Они будут смотреть, вставать на цыпочки, высматривать счастливое число на борту трамвая – тринадцатый, и к тому же едет в парк. Смеркается, над рестораном зажигаются неоны и горят, горят красным светом, чтобы не испортить темноту. Из банка выходят маклеры, жадно поглядывая и на мой источник дохода. Проходят рядом, я встаю, отряхиваю брюки и направляюсь за ними, но и это еще не конец.
СУВЕНИРЫ
Ничего больше не буду писать. И вы не узнаете, как закончилась эта история. Не узнаете даже, как началась. Да и началась ли вообще. Было ли это стечением обстоятельств, когда в жаркий летний день (здесь я мог бы легко поместить его жаждущее воды описание) герой столкнулся с героиней, в цветочном магазине, в котором он купил (интересно, для кого) семь, пять, одиннадцать роз, три розы.
– Украсим? – спросила толстая продавщица.
– Украсим, – решила она, не дождавшись ответа.

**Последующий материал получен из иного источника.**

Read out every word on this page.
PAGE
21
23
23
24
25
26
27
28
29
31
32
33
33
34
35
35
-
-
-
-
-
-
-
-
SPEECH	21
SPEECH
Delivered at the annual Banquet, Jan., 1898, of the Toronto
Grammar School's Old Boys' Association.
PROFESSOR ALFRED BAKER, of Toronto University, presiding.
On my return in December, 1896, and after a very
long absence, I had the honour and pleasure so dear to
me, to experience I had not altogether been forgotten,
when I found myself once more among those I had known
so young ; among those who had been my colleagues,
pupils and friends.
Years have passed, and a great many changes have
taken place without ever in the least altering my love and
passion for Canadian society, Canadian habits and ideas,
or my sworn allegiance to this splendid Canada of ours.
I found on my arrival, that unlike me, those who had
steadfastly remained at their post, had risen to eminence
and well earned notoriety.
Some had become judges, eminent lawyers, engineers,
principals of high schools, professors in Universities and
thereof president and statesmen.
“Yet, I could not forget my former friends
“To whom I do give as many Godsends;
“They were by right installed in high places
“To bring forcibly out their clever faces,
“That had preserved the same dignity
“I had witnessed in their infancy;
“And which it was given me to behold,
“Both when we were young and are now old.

Ловким движением обвернула стебли жесткой алюминиевой уже не фольгой, но еще не листом, втыкая в нее ломкий аспарагус, акцентированный пятном розовой ленточки, ибо цветы сами по себе недостаточно красивы. Заплатил ровно столько, сколько заплатил.
На выходе столкнулся с Анной, опрокинул ведро, в котором стояли тюльпаны, окатил себя и ее до колен, стал ходить вокруг, бурчать проклятия и одновременно извиняться (больше всего перед хозяйкой), чревовещатель, вы никогда не узнаете, что было сказано громко и что он пробурчал, загадкой останется содержание, список вещей и клочок бумаги с размазанным планом – цветочный, почта, книжный магазин и номер телефона, по которому он так и не позвонил, так как вода добралась также и до листка, и чернила расползлись, раздувая восьмерку пузырем. Он во что бы то ни стало хотел возместить расходы на предстоящую стирку.

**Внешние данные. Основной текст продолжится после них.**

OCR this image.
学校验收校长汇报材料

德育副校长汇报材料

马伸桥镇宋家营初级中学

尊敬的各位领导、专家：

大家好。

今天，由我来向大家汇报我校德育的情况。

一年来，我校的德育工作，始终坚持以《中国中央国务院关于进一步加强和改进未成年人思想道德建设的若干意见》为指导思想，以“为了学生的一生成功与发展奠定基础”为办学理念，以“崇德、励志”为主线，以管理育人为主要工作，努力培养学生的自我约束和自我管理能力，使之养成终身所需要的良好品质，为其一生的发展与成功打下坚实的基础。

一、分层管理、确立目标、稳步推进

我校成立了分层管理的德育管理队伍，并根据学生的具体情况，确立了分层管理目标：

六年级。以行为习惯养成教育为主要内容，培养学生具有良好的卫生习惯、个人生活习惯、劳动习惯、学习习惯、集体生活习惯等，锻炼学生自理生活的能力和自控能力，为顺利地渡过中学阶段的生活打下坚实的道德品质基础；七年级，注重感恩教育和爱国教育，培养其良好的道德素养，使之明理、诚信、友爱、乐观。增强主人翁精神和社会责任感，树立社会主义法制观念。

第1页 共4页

– Какая еще стирка? – спросила Анна. – Вы что же, считаете, что я и туфли в стирку сдам?
Ее ноги были мокрые и гладкие, темные, как у мулатки, с розовым пятнышком, следом шрама под левым коленом, шрама, скажем так, от раны.
– Это моментально высохнет, – уверял он, – жара уже неделю не спадает и продлится до следующего циклона, который, однако, пока еще только собирается над Баренцевым морем. – И в доказательство дотронулся до брючин, противно прилипших к икрам. – Почти высохли, – соврал он, – поверьте.
Продавщица тем временем выжимала тряпку в ведро с цветами.
– Может, вы тогда и за тюльпаны заплатите? – с упреком обратилась она.
– Заплачу вам и за тюльпаны, – сказал он.
Быстро собрал их и вручил Анне.
– Пожалуйста, не надо, – запротестовала она.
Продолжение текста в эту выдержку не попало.